By the time he returned to the truck, I fixed the image of the outside scenery in my mind, closing my eyes against the reality of the day and the visions I didn’t want to see, imprinting the colors and shapes, draping them over the painful memories like clean clothes masking the boxes lingering in my apartment.  I felt him touch my leg, so gently, in fact, that I thought I may have imagined it again.

I opened my eyes downward towards the spot and confirmed I did not imagine the sensation.  Laying on my leg were a half dozen yellow and lavender wildflowers, snapped from their mountainside and brought to my side.  Tiny daisies, petite stems, grasped in his giant hands.

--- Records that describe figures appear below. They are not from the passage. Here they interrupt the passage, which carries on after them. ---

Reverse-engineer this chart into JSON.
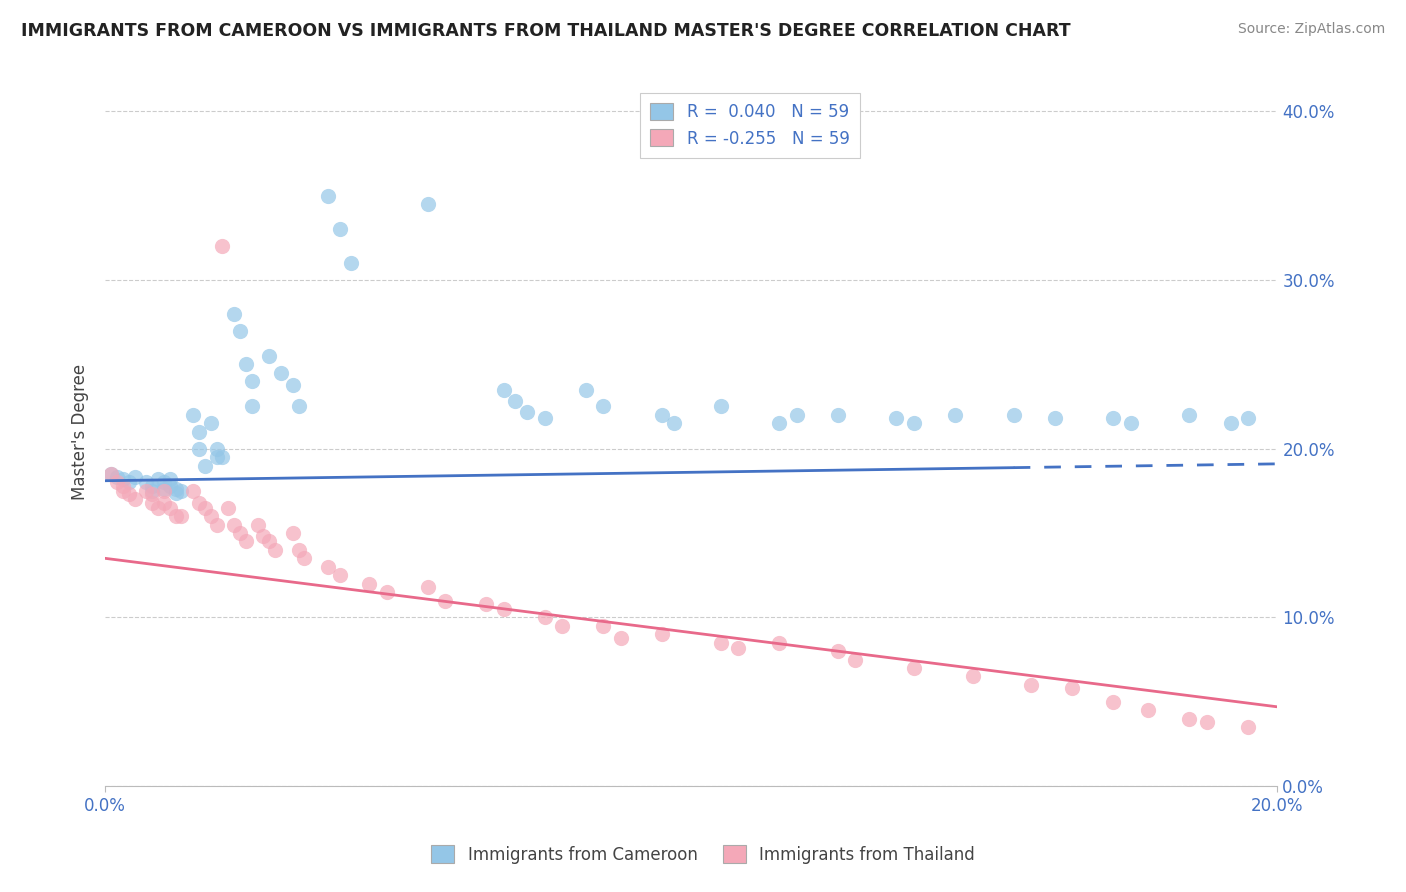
{
  "title": "IMMIGRANTS FROM CAMEROON VS IMMIGRANTS FROM THAILAND MASTER'S DEGREE CORRELATION CHART",
  "source_text": "Source: ZipAtlas.com",
  "ylabel": "Master's Degree",
  "xlim": [
    0.0,
    0.2
  ],
  "ylim": [
    0.0,
    0.42
  ],
  "ytick_values": [
    0.0,
    0.1,
    0.2,
    0.3,
    0.4
  ],
  "r_cameroon": 0.04,
  "r_thailand": -0.255,
  "n_cameroon": 59,
  "n_thailand": 59,
  "color_cameroon": "#94C6E7",
  "color_thailand": "#F4A8B8",
  "line_color_cameroon": "#4472C4",
  "line_color_thailand": "#E8698A",
  "legend_label_cameroon": "Immigrants from Cameroon",
  "legend_label_thailand": "Immigrants from Thailand",
  "background_color": "#ffffff",
  "grid_color": "#cccccc",
  "title_color": "#222222",
  "axis_label_color": "#4472C4",
  "cam_line_start_y": 0.181,
  "cam_line_end_y": 0.191,
  "thai_line_start_y": 0.135,
  "thai_line_end_y": 0.047,
  "cam_x": [
    0.001,
    0.002,
    0.003,
    0.004,
    0.005,
    0.007,
    0.008,
    0.008,
    0.009,
    0.01,
    0.01,
    0.011,
    0.011,
    0.012,
    0.012,
    0.013,
    0.015,
    0.016,
    0.016,
    0.017,
    0.018,
    0.019,
    0.019,
    0.02,
    0.022,
    0.023,
    0.024,
    0.025,
    0.025,
    0.028,
    0.03,
    0.032,
    0.033,
    0.038,
    0.04,
    0.042,
    0.055,
    0.068,
    0.07,
    0.072,
    0.075,
    0.082,
    0.085,
    0.095,
    0.097,
    0.105,
    0.115,
    0.118,
    0.125,
    0.135,
    0.138,
    0.145,
    0.155,
    0.162,
    0.172,
    0.175,
    0.185,
    0.192,
    0.195
  ],
  "cam_y": [
    0.185,
    0.183,
    0.182,
    0.18,
    0.183,
    0.18,
    0.178,
    0.175,
    0.182,
    0.18,
    0.176,
    0.182,
    0.178,
    0.176,
    0.174,
    0.175,
    0.22,
    0.21,
    0.2,
    0.19,
    0.215,
    0.2,
    0.195,
    0.195,
    0.28,
    0.27,
    0.25,
    0.24,
    0.225,
    0.255,
    0.245,
    0.238,
    0.225,
    0.35,
    0.33,
    0.31,
    0.345,
    0.235,
    0.228,
    0.222,
    0.218,
    0.235,
    0.225,
    0.22,
    0.215,
    0.225,
    0.215,
    0.22,
    0.22,
    0.218,
    0.215,
    0.22,
    0.22,
    0.218,
    0.218,
    0.215,
    0.22,
    0.215,
    0.218
  ],
  "thai_x": [
    0.001,
    0.002,
    0.003,
    0.003,
    0.004,
    0.005,
    0.007,
    0.008,
    0.008,
    0.009,
    0.01,
    0.01,
    0.011,
    0.012,
    0.013,
    0.015,
    0.016,
    0.017,
    0.018,
    0.019,
    0.02,
    0.021,
    0.022,
    0.023,
    0.024,
    0.026,
    0.027,
    0.028,
    0.029,
    0.032,
    0.033,
    0.034,
    0.038,
    0.04,
    0.045,
    0.048,
    0.055,
    0.058,
    0.065,
    0.068,
    0.075,
    0.078,
    0.085,
    0.088,
    0.095,
    0.105,
    0.108,
    0.115,
    0.125,
    0.128,
    0.138,
    0.148,
    0.158,
    0.165,
    0.172,
    0.178,
    0.185,
    0.188,
    0.195
  ],
  "thai_y": [
    0.185,
    0.18,
    0.178,
    0.175,
    0.173,
    0.17,
    0.175,
    0.173,
    0.168,
    0.165,
    0.175,
    0.168,
    0.165,
    0.16,
    0.16,
    0.175,
    0.168,
    0.165,
    0.16,
    0.155,
    0.32,
    0.165,
    0.155,
    0.15,
    0.145,
    0.155,
    0.148,
    0.145,
    0.14,
    0.15,
    0.14,
    0.135,
    0.13,
    0.125,
    0.12,
    0.115,
    0.118,
    0.11,
    0.108,
    0.105,
    0.1,
    0.095,
    0.095,
    0.088,
    0.09,
    0.085,
    0.082,
    0.085,
    0.08,
    0.075,
    0.07,
    0.065,
    0.06,
    0.058,
    0.05,
    0.045,
    0.04,
    0.038,
    0.035
  ]
}
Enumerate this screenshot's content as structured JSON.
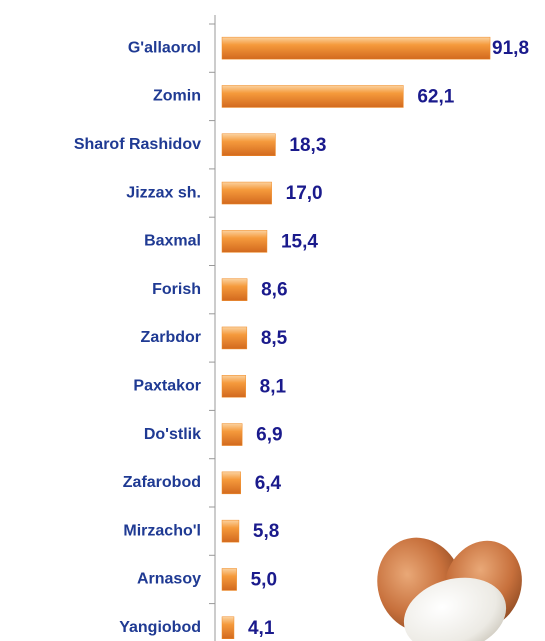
{
  "chart_data": {
    "type": "bar",
    "orientation": "horizontal",
    "categories": [
      "G'allaorol",
      "Zomin",
      "Sharof Rashidov",
      "Jizzax sh.",
      "Baxmal",
      "Forish",
      "Zarbdor",
      "Paxtakor",
      "Do'stlik",
      "Zafarobod",
      "Mirzacho'l",
      "Arnasoy",
      "Yangiobod"
    ],
    "values": [
      91.8,
      62.1,
      18.3,
      17.0,
      15.4,
      8.6,
      8.5,
      8.1,
      6.9,
      6.4,
      5.8,
      5.0,
      4.1
    ],
    "value_labels": [
      "91,8",
      "62,1",
      "18,3",
      "17,0",
      "15,4",
      "8,6",
      "8,5",
      "8,1",
      "6,9",
      "6,4",
      "5,8",
      "5,0",
      "4,1"
    ],
    "color": "#f08a24",
    "xlim": [
      0,
      100
    ]
  }
}
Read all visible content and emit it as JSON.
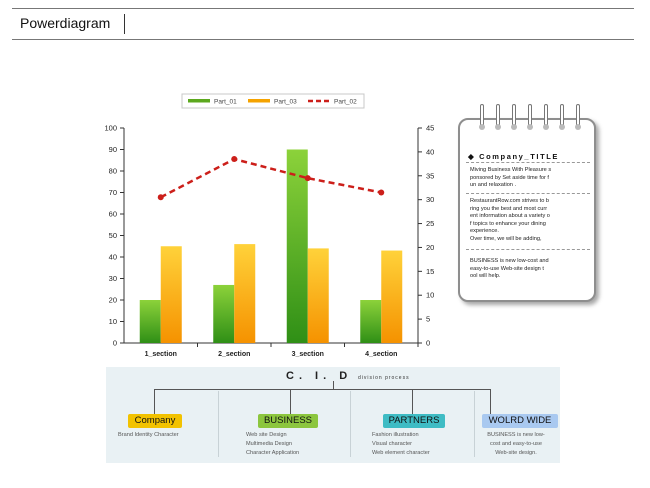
{
  "page": {
    "title": "Powerdiagram"
  },
  "chart_data": {
    "type": "bar",
    "categories": [
      "1_section",
      "2_section",
      "3_section",
      "4_section"
    ],
    "series": [
      {
        "name": "Part_01",
        "type": "bar",
        "axis": "left",
        "values": [
          20,
          27,
          90,
          20
        ],
        "color": "#5ca81e"
      },
      {
        "name": "Part_03",
        "type": "bar",
        "axis": "left",
        "values": [
          45,
          46,
          44,
          43
        ],
        "color": "#f5a300"
      },
      {
        "name": "Part_02",
        "type": "line",
        "axis": "right",
        "values": [
          30.5,
          38.5,
          34.5,
          31.5
        ],
        "color": "#cc1f1a",
        "dash": true
      }
    ],
    "left_axis": {
      "min": 0,
      "max": 100,
      "ticks": [
        0,
        10,
        20,
        30,
        40,
        50,
        60,
        70,
        80,
        90,
        100
      ]
    },
    "right_axis": {
      "min": 0,
      "max": 45,
      "ticks": [
        0,
        5,
        10,
        15,
        20,
        25,
        30,
        35,
        40,
        45
      ]
    },
    "legend_position": "top",
    "grid": false
  },
  "notepad": {
    "title": "Company_TITLE",
    "paragraphs": [
      [
        "Miving Business With Pleasure s",
        "ponsored by Set aside time for f",
        "un and relaxation ."
      ],
      [
        "RestaurantRow.com strives to b",
        "ring you the best and most curr",
        "ent information about a variety o",
        "f topics to enhance your dining",
        "experience.",
        "Over time, we will be adding,"
      ],
      [
        "BUSINESS is new low-cost and",
        "easy-to-use Web-site design t",
        "ool will help."
      ]
    ]
  },
  "cid": {
    "title": "C. I. D",
    "subtitle": "division process",
    "items": [
      {
        "label": "Company",
        "color": "#f2c200",
        "lines": [
          "Brand Identity Character"
        ]
      },
      {
        "label": "BUSINESS",
        "color": "#8cc63e",
        "lines": [
          "Web site Design",
          "Multimedia Design",
          "Character Application"
        ]
      },
      {
        "label": "PARTNERS",
        "color": "#3fbcc4",
        "lines": [
          "Fashion illustration",
          "Visual character",
          "Web element character"
        ]
      },
      {
        "label": "WOLRD WIDE",
        "color": "#a9c9f0",
        "lines": [
          "BUSINESS is new low-",
          "cost and easy-to-use",
          "Web-site design."
        ]
      }
    ]
  }
}
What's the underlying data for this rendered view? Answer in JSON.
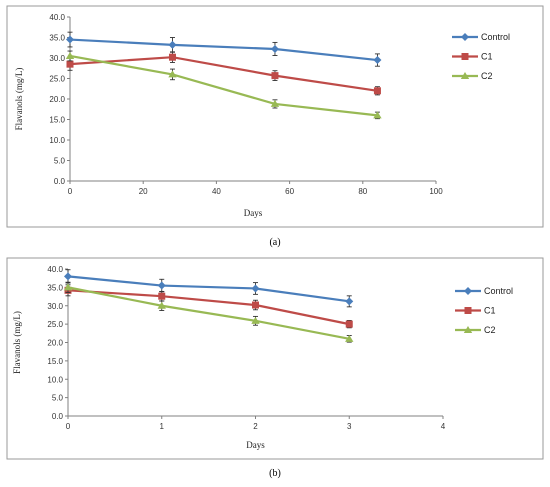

I glanced over at him, standing in the open doorway, as he pushed his seat back, having retrieved the roll of paper towels.  He climbed in and fastened his seatbelt after placing the roll between us against the back of the seat.  “My gender needed to redeem itself.”

‘Thank you,’ seemed inappropriate for such a sudden and gallant gesture.  Nonetheless, I whispered the words as if my breath might damage his offering.  He then offered me a bottle of water, which he even opened for me.  I unlatched the truck door again, rinsed out my mouth and spit the water onto the ground.  I held the handle of the door leaning outward and wondered how I found my way from being handcuffed to Jason’s stair rail to the comfort of this truck?  The paper towels likewise came in handy, as he must have known I would need them.

He finally looked at me as I took another drink and tried to smooth my dirty hair, and perhaps not knowing what to say, he offered, “That’s not love.”

“I know.”  I didn’t expect him to say anything at all, what could he have said?  “What did Ethan and Mark say?”

He didn’t answer at first, and before he turned the key he turned and looked at me.  “It really doesn’t matter.”  Maybe he just didn’t want to repeat the words.

“Yeah, I know.  It doesn’t matter.”

He looked surprised.  “You wanted to know.  We made a deal.”

“We did.  The deal was I tell you what Jason did to me and you prove that I can trust you.”

He paused, and for the first time since I began telling him what he’d ask to know, his eyes looked directly at mine.  He started the engine and navigated back onto the road as I put on my seatbelt.

I let him get up to speed before telling him the rest of the story.